Here's the kick in the pants. Removing the MDM Profile takes off all the profiles (including WIFI). sudo profiles renew -type enrollment kicks out a 403 error. Not only did they NOT fix the problem, they borked a teachers machine.

@larry_barrett The 403 error in most cases can be cured by deleting the apsd.keychain file in the /Library/Keychains directory. Delete that, reboot and try again.

I've read that. Main problem with all of this nonsense is putting hands on hundreds of devices because "reasons". It would literally take less time to setup a new MDM than to "fix" this problem.

I'm seeing this issue as well. System enrolled 9/11/14.

Following this thread. Would really like JAMF to fix this. I got told the same thing. I was pretty much horrified that this is even a thing. DEP devices essentially have to be manually dis-enrolled and re-enrolled. Tell me why I should be pushing DEP again?

This sounds scary to say the least, and it seems that it will happen to every Jamf installation eventually. Looks like right now it's older customers that have used the solution for quite a while, so I'm wondering if Jamf will implement a renewal mechanism in a future release.

Just so I'm clear on what to look for, is it the expiration of the "JSS Built-in Certificate Authority" or "SCEP Enrollment" token (issued by the Jamf CA) that causes this? I can't see a way to find the expiration date for the "JSS Built-in Signing Certificate".

Edit: In KeyChain Access the "JSS Built-in Signing Certificate" shows a date in 2021 for us. I've emailed Jamf Support to feedback and I'll update here when I hear back.

Thanks.

@acaveny And the craptacular thing about it with regards to DEP. Once you re-enroll through a self enrollment vs DEP. You lose all the DEP features, which become MORE important in Catalina.

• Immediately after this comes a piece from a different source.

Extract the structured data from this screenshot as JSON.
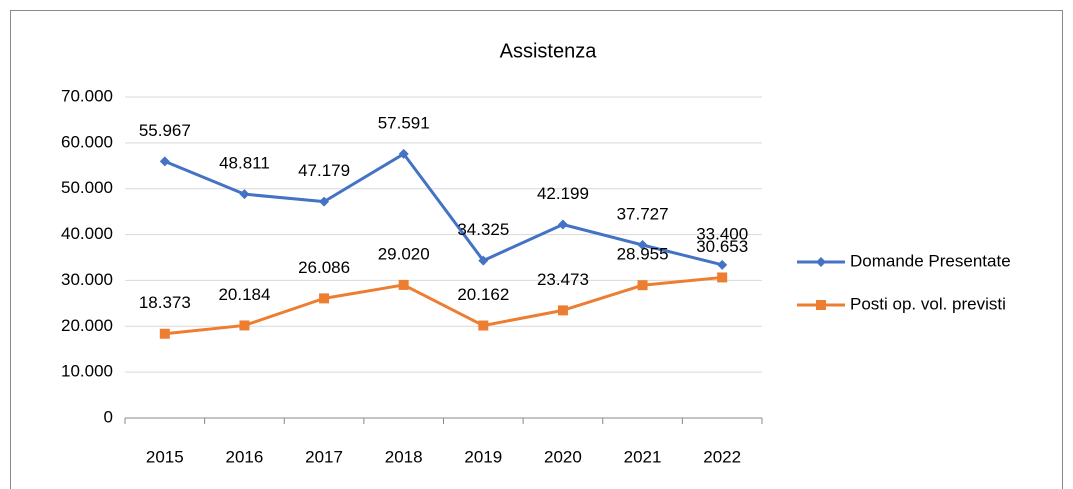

This is a known Product Issue - PI-000489. I'd recommend raising this with your Customer Success Specialist (as I did). The more people that raise the issue, the better the likelihood of a resolution.

+1 on this.
The suggested re-enrolling all devices doesn't seem like a feasible option.

do any of you know if having the MDM Profile 'unverified' have an effect on whether SELF SERVICE works or not? or what kinds of implications come about with MDM Profile 'unverifiied'?

i have more than half of the macs i manage (manage about 200) showing up as MDM Profile 'unverified'

Release notes for Jamf Pro 10.21.0 reference a new feature: "Expiring Jamf Pro JSS Built-In Certificate Authority (CA) Notification".

Does anyone know if this provides a mechanism to renew the CA, or just the warning that it's going to expire? I have reached out to Jamf and will update here once I receive a reply.

Edit: I confirmed with Jamf Pro that 10.21.0 does not resolve this PI.

This appears to be addressed in 10.23... there's now functionality to renew MDM profiles.

Yes, in Jamf Pro 10.23 there is now the ability to renew both the built-in CA certificate and MDM profiles.

@rstasel @drhoten so a new version of the JAMF Pro suite of tools is available 10.23.0?

Yes, @boberito Isaac is serving drinks on the Lido deck...

@drhoten @rhooper where do i find this Jamf Pro 10.23 there is now the ability to renew both the built-in CA certificate and MDM profile setting?

Ive got like 94 computers with MDM Profile unverified out of approx 170.